«Damos la bienvenida a cualquier intento de encontrar la paz. Y si la llegada del papa Francisco puede contribuir a esto, lo esperamos. También es importante que venga y vea por si mismo lo que sucedió aquí», dijo a ANSA Andrei Golovin, sacerdote de la Iglesia ortodoxa de Bucha, la ciudad al noroeste de Kiev golpeada por los rusos.
Lo afirmó al final de las celebraciones de la Pascua ortodoxa.
Que dos mujeres, una rusa y una ucraniana, lleven la cruz «es una buena idea de unidad, pero uno de los dos bandos debe admitir sus pecados y arrepentirse», añadió en referencia al Vía Crucis celebrado en Roma días atrás.
No es una Semana Santa como cualquier otra en Bucha, la localidad al noroeste de Kiev que se ha convertido en el símbolo de la violencia de la invasión rusa. Pero si la Pascua es «una luz de esperanza, si Cristo ha vencido a la muerte, Ucrania también podrá resucitar», le dijo el padre Golovin a los fieles durante la celebración en la iglesia ortodoxa de San Andrés, tratando de hacerles vislumbrar una mirada al futuro.
Allí mismo, en el suelo detrás de la iglesia, se encontró hace unas semanas una fosa común con decenas de cadáveres.
Ahora ese macabro entierro ha sido vaciado y allanado, pero la tierra suelta recuerda a cada mirada la furia del enemigo.
«Que el Papa Francisco venga aquí para ver con sus propios ojos lo que pasó», afirmó el religioso a ANSA al margen de la celebración. «Y si su llegada puede ayudar a encontrar la paz, la esperamos», acotó.
«La única esperanza está en el Señor, que da fuerza, confianza y valor a nuestros defensores. Es muy importante ahora que nuestros combatientes no se guíen por el odio a sus enemigos, sino por el amor a sus seres queridos, a sus esposas, a sus hijos», acotó Golovin. «Les estamos muy agradecidos y queremos que Dios los bendiga. Y aunque celebran este día no con sus familias, sino en albergues y trincheras, rezamos para que esta festividad no les resulte menos alegre que de costumbre», agregó. .
Los fieles, que llegaron a cuentagotas, entraron en la iglesia bajo un cielo gris y amenaza de lluvia, y salieron con el sol iluminando los tejados de Bucha, muchos ennegrecidos por las llamas o destruidos por las bombas. Familias, ancianos, un par de soldados de defensa territorial entonan cantos y oraciones, encienden velas y ofrecen canastas llenas de alimentos a la bendición del sacerdote, uno por uno, según la tradición: hay pan, huevos de colores, tortas de Pascua, salames, galletas y hasta alguien le metió una botella de vodka.

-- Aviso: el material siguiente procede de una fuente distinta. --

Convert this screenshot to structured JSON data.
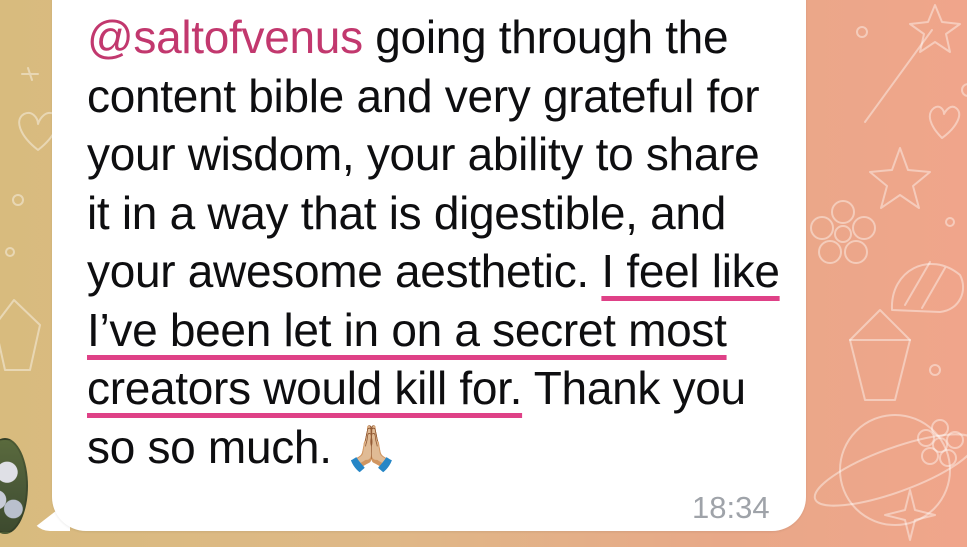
{
  "message": {
    "mention": "@saltofvenus",
    "text_before_highlight": " going through the content bible and very grateful for your wisdom, your ability to share it in a way that is digestible, and your awesome aesthetic. ",
    "highlighted_text": "I feel like I’ve been let in on a secret most creators would kill for.",
    "text_after_highlight": " Thank you so so much. ",
    "emoji": "🙏🏼",
    "timestamp": "18:34"
  },
  "colors": {
    "mention": "#c2386e",
    "highlight_underline": "#df4187",
    "timestamp": "#9fa3a9",
    "bubble": "#ffffff"
  },
  "icons": [
    "star-icon",
    "heart-icon",
    "crystal-icon",
    "flower-icon",
    "seashell-icon",
    "magic-wand-icon",
    "planet-icon",
    "sparkle-icon"
  ]
}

Pero queda la celebración es a medias, Elena y Natalia lo dicen. «Está todo destrozado, no hay trabajo, no hay escuela para los niños. Nadie sabe cuándo volverá a empezar la vida», deslizan conmovidas.
Las estimaciones de Bucha, aún provisionales, hablan de más de 400 muertos. «Pero hay muchos más», asegura Gennadiy, que viste el uniforme de voluntario. «Estamos despejando la zona y poco a poco vamos encontrando otros cadáveres», acota.
Aleksandr, por su parte, vive en Kiev, pero vino a Bucha precisamente por Semana Santa. «Esta vez era más importante venir a rezar aquí, por el futuro de Ucrania», apunta. El dolor de los que no quieren hablar brilla a través de los ojos de una anciana, protegida por su gorro de lana, con la cabeza hundida en sus hombros curvos.
Mientras tanto, las calles exteriores a la iglesia han sido limpiadas de cadáveres esparcidos por el asfalto y vehículos blindados rusos, un trágico recordatorio de un mes de violencia injustificada.
Los tanques del enemigo, o lo que queda de ellos, han sido llevados a un terraplén a las afueras de la ciudad, que se ha convertido en una especie de vertedero: decenas de ellos yacen, devorados por las llamas, sus orugas arrancadas y sus armas desafiladas. A su lado se encontraban autos civiles, acribillados a balazos o aplastados, algunos aún con sus ropas y efectos personales en el asiento trasero.
Y en el cementerio de Bucha hay innumerables tumbas recién excavadas para los entierros más recientes. Largas hileras de cruces sobre la tierra aún fresca, banderas ucranianas, flores amarillas y azules, hogazas de pan y dulces para los muertos más jóvenes.
Hay fotos, nombres y dos fechas que encierran una vida demasiado corta. Nacieron en 1990, en 1997, en 2003.
Todos fueron asesinados en marzo de 2022. (ANSA).